Two Indian soldiers gunned down on Kashmir border


5th September 1997

SRINAGAR: Two Indian soldiers were killed and two others injured in renewed cross-border artillery firing by Pakistani troops in Kashmir, a Defense Ministry spokesman said on Friday.

He said the incident took place on Thursday evening in Naugaum area, about 50 miles north of Srinagar between the Uri and Kupwara sectors.

In Muzaffarabad, capital of Pakistan-ruled Azad (free) Kashmir, official sources said one man was killed and three wounded by Indian shelling on Thursday. The Indian troops opened fire with artillery on Ghosla village of Leepa valley, the sources said.

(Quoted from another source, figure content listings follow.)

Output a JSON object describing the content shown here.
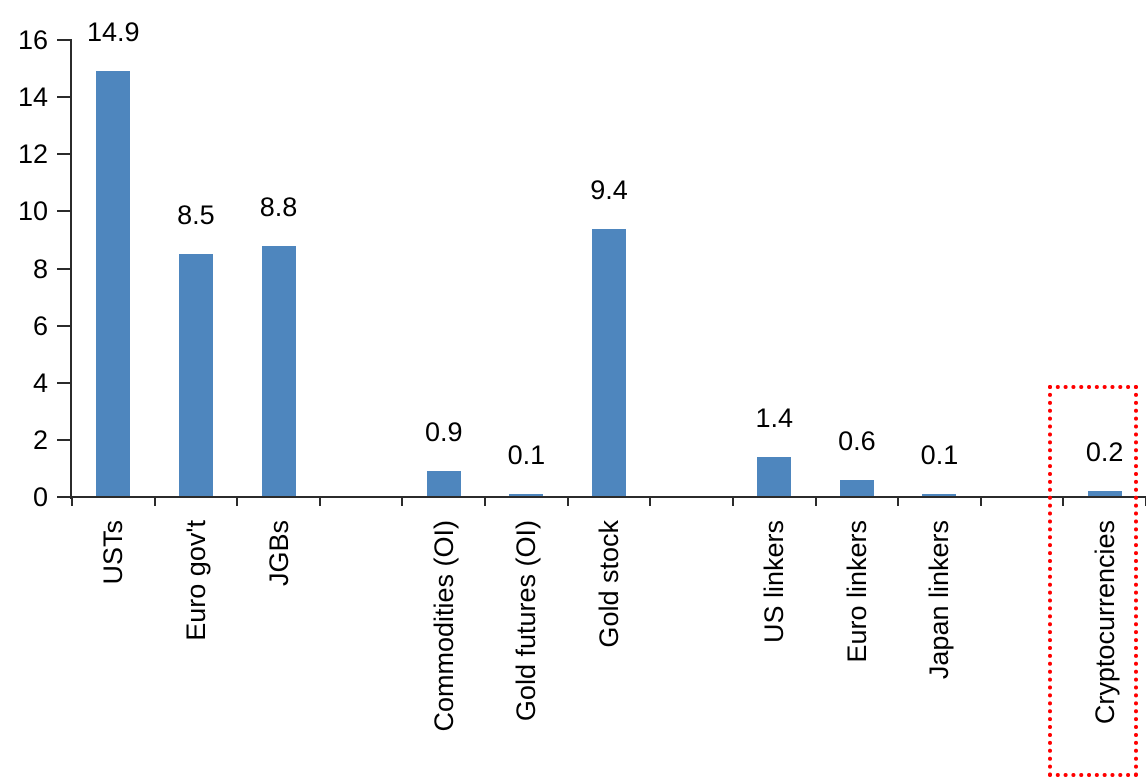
{
  "chart_data": {
    "type": "bar",
    "title": "",
    "xlabel": "",
    "ylabel": "",
    "categories": [
      "USTs",
      "Euro gov't",
      "JGBs",
      "Commodities (OI)",
      "Gold futures (OI)",
      "Gold stock",
      "US linkers",
      "Euro linkers",
      "Japan linkers",
      "Cryptocurrencies"
    ],
    "values": [
      14.9,
      8.5,
      8.8,
      0.9,
      0.1,
      9.4,
      1.4,
      0.6,
      0.1,
      0.2
    ],
    "data_labels": [
      "14.9",
      "8.5",
      "8.8",
      "0.9",
      "0.1",
      "9.4",
      "1.4",
      "0.6",
      "0.1",
      "0.2"
    ],
    "slot_index": [
      0,
      1,
      2,
      4,
      5,
      6,
      8,
      9,
      10,
      12
    ],
    "total_slots": 13,
    "group_gaps_after": [
      "JGBs",
      "Gold stock",
      "Japan linkers"
    ],
    "ylim": [
      0,
      16
    ],
    "yticks": [
      0,
      2,
      4,
      6,
      8,
      10,
      12,
      14,
      16
    ],
    "grid": false,
    "legend": "none",
    "bar_color": "#4E86BE",
    "axis_color": "#2b2b2b",
    "text_color": "#000000",
    "highlight": {
      "target": "Cryptocurrencies",
      "shape": "dotted-rectangle",
      "color": "#FF0000"
    }
  }
}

At least 15 people have been killed in the divided region in the past two weeks.

"In heavy, unprovoked artillery and heavy mortar firing, two of our soldiers died, and one officer and one soldier were injured," defence spokesman Sunil Kapoor told Reuters in the summer capital of Jammu and Kashmir state, Srinagar. "In retaliation, we have have destroyed 18 bunkers completely and 19 partially," Kapoor said, adding the retaliation took place on Friday morning.

In late August, Indian officials said troops had destroyed about three dozen Pakistani bunkers and killed up to 70 troops across the line of control dividing the Himalayan region. But Pakistani officials and diplomats dismissed the casualty figures. To date, the two sides have confirmed 15 dead.

Diplomats said cross-border firing often picks up at this time of the year when each side tries to move supplies, often on mule-back, to remote sentry posts along the mountainous border. The surge in cross-border firing has raised questions about whether senior officials would hold the third round of bilateral peace talks as scheduled in New Delhi this month. Indian officials have said they are keen to go ahead with the talks, and diplomats said the negotiations were expected to take place despite the cross-border firing.

India, which rules two-thirds of Kashmir, says Pakistan trains and arms separatist guerrillas fighting New Delhi's rule.Pakistan, which controls the remaining part, denies the charge and says it offers only political and diplomatic support.